In de periode 1976-1978 vinden meerdere zware aardbevingen plaats in de buurt van het gasveld Gazli in Oezbekistan. De aardbevingen hebben een magnitude tussen de 5,7 en 7,0 en leiden tot ernstige schade in de nabijgelegen stad Gazli. Volgens sommige wetenschappers is er een verband met de gaswinning. Anderen ontkennen dat juist. Studies in de periode 1991-1996 laten zien dat de bevingen waarschijnlijk een natuurlijke oorzaak hebben, maar de werkelijke toedracht blijft moeilijk te achterhalen.194
In de jaren ’80 registreren meetnetwerken in het Verenigd Koninkrijk en Noorwegen meerdere aardbevingen in de buurt van de olie- en gasvelden Ekofisk en Dan in de Noordzee.195 Ook de bodemdaling valt op: in de periode 1971-1985 daalt de bodem bij Ekofisk 2,5 meter omdat de druk in het reservoir daalt.
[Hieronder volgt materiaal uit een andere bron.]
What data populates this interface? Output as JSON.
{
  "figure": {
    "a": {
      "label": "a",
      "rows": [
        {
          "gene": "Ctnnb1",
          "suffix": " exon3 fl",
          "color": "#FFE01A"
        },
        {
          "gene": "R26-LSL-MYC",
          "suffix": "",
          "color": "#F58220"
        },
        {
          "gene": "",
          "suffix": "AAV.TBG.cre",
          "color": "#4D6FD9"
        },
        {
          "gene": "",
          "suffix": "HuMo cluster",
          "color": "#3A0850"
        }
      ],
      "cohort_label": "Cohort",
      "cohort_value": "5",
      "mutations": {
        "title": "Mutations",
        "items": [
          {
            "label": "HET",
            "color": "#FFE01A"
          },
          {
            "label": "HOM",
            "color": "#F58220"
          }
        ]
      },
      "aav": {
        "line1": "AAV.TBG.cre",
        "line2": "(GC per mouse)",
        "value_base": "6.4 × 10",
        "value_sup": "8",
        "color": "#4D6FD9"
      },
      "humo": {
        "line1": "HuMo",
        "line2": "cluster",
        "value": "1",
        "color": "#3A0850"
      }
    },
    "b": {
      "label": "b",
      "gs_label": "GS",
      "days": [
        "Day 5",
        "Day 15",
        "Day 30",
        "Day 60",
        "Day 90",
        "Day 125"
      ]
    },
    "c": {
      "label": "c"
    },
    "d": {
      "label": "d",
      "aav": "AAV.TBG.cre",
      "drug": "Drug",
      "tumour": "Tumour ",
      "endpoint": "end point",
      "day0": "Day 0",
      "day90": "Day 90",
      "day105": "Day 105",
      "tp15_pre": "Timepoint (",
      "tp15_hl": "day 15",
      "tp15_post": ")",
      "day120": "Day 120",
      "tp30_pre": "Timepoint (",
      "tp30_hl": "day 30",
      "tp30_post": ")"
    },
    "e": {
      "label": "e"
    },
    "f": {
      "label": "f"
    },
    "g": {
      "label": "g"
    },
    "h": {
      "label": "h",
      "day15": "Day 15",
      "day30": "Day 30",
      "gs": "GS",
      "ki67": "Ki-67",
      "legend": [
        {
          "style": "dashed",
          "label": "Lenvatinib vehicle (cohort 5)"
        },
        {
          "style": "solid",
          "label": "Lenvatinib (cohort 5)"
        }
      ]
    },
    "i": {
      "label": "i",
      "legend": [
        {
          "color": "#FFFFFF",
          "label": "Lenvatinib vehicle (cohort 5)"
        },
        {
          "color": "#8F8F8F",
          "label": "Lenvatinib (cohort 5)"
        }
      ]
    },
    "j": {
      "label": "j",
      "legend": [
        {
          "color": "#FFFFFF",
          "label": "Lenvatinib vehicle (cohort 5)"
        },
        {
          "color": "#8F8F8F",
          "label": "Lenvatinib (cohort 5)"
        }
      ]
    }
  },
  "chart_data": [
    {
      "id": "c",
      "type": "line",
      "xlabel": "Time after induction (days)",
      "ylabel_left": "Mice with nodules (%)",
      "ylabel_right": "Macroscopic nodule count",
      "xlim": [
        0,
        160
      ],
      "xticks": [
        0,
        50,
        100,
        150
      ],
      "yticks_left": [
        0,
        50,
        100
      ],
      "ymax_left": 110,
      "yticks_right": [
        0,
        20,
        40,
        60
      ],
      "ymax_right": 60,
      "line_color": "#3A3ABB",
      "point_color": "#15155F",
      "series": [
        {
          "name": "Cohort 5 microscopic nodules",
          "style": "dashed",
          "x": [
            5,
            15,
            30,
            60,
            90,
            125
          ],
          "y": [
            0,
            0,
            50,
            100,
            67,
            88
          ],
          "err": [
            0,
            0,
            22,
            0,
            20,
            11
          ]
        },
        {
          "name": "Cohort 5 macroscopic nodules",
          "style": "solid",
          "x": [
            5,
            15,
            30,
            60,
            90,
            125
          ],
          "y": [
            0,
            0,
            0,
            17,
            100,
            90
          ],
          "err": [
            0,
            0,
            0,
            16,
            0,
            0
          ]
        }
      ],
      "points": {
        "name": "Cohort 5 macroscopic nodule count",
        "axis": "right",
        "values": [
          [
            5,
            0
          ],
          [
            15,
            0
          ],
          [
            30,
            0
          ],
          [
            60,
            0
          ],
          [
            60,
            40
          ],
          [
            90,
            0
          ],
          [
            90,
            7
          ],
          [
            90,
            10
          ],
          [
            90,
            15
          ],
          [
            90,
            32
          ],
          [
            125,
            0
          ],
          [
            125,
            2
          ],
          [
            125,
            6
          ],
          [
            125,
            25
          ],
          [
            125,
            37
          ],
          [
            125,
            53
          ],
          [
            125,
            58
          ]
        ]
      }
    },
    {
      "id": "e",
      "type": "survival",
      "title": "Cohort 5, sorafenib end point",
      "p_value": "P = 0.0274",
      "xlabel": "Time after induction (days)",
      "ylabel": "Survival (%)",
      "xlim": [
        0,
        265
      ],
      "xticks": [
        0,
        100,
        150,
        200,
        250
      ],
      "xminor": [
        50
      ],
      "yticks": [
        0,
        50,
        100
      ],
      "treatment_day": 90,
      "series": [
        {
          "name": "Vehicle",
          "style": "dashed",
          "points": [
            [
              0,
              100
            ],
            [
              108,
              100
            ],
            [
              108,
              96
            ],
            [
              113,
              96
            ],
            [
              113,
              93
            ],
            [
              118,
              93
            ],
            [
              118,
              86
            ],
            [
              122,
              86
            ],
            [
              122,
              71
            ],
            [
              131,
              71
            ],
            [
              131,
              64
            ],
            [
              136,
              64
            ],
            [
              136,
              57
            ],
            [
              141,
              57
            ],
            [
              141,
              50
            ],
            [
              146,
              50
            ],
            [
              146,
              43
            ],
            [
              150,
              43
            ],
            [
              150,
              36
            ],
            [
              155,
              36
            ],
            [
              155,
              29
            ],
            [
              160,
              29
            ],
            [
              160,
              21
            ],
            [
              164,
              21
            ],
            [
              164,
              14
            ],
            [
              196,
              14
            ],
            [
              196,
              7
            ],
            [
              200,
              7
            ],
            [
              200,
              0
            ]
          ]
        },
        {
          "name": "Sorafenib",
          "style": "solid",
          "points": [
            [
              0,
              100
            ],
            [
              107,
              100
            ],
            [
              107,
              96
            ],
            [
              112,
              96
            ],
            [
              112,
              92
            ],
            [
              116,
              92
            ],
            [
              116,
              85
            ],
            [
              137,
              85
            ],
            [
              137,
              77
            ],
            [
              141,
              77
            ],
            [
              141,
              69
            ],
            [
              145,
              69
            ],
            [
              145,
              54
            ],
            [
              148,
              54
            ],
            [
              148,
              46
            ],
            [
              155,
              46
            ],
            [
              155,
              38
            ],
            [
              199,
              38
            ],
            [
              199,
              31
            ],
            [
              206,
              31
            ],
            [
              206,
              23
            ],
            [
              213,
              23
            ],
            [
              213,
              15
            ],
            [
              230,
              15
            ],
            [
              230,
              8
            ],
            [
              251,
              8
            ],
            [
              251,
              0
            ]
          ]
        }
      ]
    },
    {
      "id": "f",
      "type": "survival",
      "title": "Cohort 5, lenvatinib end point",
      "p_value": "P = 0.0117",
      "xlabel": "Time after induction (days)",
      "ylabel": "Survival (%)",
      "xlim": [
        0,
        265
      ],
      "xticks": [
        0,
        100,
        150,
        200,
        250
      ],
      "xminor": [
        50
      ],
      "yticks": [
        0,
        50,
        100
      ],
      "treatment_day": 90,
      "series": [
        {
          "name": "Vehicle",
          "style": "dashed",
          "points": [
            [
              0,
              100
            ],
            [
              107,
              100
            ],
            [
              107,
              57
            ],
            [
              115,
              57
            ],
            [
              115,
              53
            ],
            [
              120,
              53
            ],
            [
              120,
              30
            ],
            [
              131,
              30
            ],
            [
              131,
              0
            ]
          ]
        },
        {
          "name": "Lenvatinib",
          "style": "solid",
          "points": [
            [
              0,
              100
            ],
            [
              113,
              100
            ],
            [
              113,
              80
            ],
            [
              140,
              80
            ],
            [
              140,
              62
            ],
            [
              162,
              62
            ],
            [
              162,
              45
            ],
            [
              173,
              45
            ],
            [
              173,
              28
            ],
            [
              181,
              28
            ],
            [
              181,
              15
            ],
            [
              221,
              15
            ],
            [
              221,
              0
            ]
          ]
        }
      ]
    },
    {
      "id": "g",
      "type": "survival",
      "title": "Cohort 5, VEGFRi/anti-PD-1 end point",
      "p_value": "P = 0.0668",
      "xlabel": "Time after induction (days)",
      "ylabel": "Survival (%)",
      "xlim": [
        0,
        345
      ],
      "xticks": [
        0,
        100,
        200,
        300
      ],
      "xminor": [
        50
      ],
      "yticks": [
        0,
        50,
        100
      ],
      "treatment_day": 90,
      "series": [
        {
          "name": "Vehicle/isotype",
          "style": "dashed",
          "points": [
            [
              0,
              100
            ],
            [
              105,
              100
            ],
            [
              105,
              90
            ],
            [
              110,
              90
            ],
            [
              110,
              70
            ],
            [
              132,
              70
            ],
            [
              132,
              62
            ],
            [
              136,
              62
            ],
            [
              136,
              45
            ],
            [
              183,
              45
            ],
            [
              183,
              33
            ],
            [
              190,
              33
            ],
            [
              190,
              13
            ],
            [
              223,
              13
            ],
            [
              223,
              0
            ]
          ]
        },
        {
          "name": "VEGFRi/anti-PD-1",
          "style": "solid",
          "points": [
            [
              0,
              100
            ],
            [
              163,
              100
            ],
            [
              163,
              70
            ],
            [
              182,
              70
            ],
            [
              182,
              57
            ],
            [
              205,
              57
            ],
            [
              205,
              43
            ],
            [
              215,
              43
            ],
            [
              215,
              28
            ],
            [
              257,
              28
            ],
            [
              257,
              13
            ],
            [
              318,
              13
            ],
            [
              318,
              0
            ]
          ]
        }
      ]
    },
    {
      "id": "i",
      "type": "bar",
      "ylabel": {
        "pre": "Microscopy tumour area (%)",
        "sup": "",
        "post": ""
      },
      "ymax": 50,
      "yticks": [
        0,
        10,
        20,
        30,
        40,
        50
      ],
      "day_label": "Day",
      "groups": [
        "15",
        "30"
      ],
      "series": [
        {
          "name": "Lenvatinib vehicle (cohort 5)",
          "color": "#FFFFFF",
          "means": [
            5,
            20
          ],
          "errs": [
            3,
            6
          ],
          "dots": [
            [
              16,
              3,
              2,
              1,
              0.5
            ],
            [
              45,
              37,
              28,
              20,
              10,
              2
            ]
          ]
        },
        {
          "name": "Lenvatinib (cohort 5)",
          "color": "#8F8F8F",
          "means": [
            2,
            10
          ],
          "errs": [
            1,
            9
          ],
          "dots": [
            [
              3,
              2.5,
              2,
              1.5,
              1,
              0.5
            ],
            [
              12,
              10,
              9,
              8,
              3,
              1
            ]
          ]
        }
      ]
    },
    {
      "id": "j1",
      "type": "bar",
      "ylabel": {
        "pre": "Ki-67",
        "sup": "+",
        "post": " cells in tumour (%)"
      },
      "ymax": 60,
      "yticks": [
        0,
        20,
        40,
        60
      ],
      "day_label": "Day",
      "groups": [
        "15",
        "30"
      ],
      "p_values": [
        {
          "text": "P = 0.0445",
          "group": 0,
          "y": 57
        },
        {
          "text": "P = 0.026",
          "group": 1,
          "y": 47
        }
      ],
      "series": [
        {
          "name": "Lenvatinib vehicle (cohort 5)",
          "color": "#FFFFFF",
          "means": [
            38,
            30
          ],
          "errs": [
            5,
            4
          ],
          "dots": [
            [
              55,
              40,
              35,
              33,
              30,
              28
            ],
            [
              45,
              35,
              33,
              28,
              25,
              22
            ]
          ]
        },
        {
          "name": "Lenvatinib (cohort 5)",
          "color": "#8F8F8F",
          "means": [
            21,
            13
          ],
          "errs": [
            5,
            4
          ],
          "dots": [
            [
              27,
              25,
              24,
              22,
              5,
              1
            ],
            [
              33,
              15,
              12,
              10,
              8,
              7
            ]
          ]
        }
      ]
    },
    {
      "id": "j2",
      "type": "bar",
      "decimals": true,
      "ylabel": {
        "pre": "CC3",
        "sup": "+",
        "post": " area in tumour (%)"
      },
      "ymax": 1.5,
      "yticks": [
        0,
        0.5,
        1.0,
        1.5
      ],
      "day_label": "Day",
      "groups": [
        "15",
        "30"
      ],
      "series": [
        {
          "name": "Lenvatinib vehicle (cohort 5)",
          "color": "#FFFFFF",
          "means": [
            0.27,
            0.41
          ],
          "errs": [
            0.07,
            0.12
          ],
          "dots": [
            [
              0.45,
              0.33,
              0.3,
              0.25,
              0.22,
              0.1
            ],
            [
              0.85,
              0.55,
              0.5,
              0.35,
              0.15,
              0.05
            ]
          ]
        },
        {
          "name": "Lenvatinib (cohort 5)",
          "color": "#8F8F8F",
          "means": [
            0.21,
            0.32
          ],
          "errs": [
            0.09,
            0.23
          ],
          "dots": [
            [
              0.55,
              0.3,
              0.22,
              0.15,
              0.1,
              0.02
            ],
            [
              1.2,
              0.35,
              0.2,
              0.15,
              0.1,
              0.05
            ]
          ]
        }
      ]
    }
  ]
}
Op last van de Noorse overheid vermindert de Amerikaanse operator Philips Petroleum de gasproductie in augustus 1985 met 25%.196
Ook in een gasveld in Alberta in Canada komen aardbevingen voor, blijkt uit een wetenschappelijk artikel dat de NAM in juli 1988 ‘mede in het licht van de gaswinning in Nederland’ intern beoordeeld. “Oppervlakkig gezien wekt het artikel o.a. […] de indruk een overtuigend bewijs te leveren voor een relatie tussen het optreden van aardbevingen en de produktie van aardgas.” Het bewijs voor deze stelling vindt de NAM niet overtuigend, omdat aardbevingen in Alberta – vlakbij de Rocky Mountains – ook een natuurlijke oorzaak kunnen hebben. “Samenvattend kan worden gesteld dat de auteur van het artikel zich baseert op vrij veel aannames en “personal communication” en betrekkelijk weinig op actuele metingen en reservoir gegevens”, aldus de NAM. Bovendien is de geologie van de ondergrond bij het gasveld in Alberta niet te vergelijken met Nederland.197
Nieuwe beving bij Assen leidt tot meer vragen Maandag 14 december 1987 vindt er weer een ‘lichte aardschok’ plaats ten zuiden van Assen, dit keer met een magnitude van 2,5. Bij de politie komen geen meldingen binnen, aldus het Nieuwsblad van het Noorden.198 Volgens seismoloog Hein Haak van het KNMI ‘is de tijd nu rijp voor grondig onderzoek’ door alle seismologische gegevens van de afgelopen 20 jaar na te spitten, evenals de bodemgegevens van de Rijks Geologische Dienst. Want, zegt Haak in een reactie: “Misschien hebben zich in het verleden toch vaker zulke lichte schokken voorgedaan, zonder dat we het hebben opgemerkt.”
194 Suckale (2009), p. 51; Suckale (2010).
195 Grasso (1991).
196 Het Parool (23 augustus 1985), p. 3.
197 Shell. Vertrouwelijke notitie van de NAM inzake Aardbevingen ten gevolge van gasproduktie, 4 juli 1988.
198 Hamersvelt, van (17 december 1987), p. 1.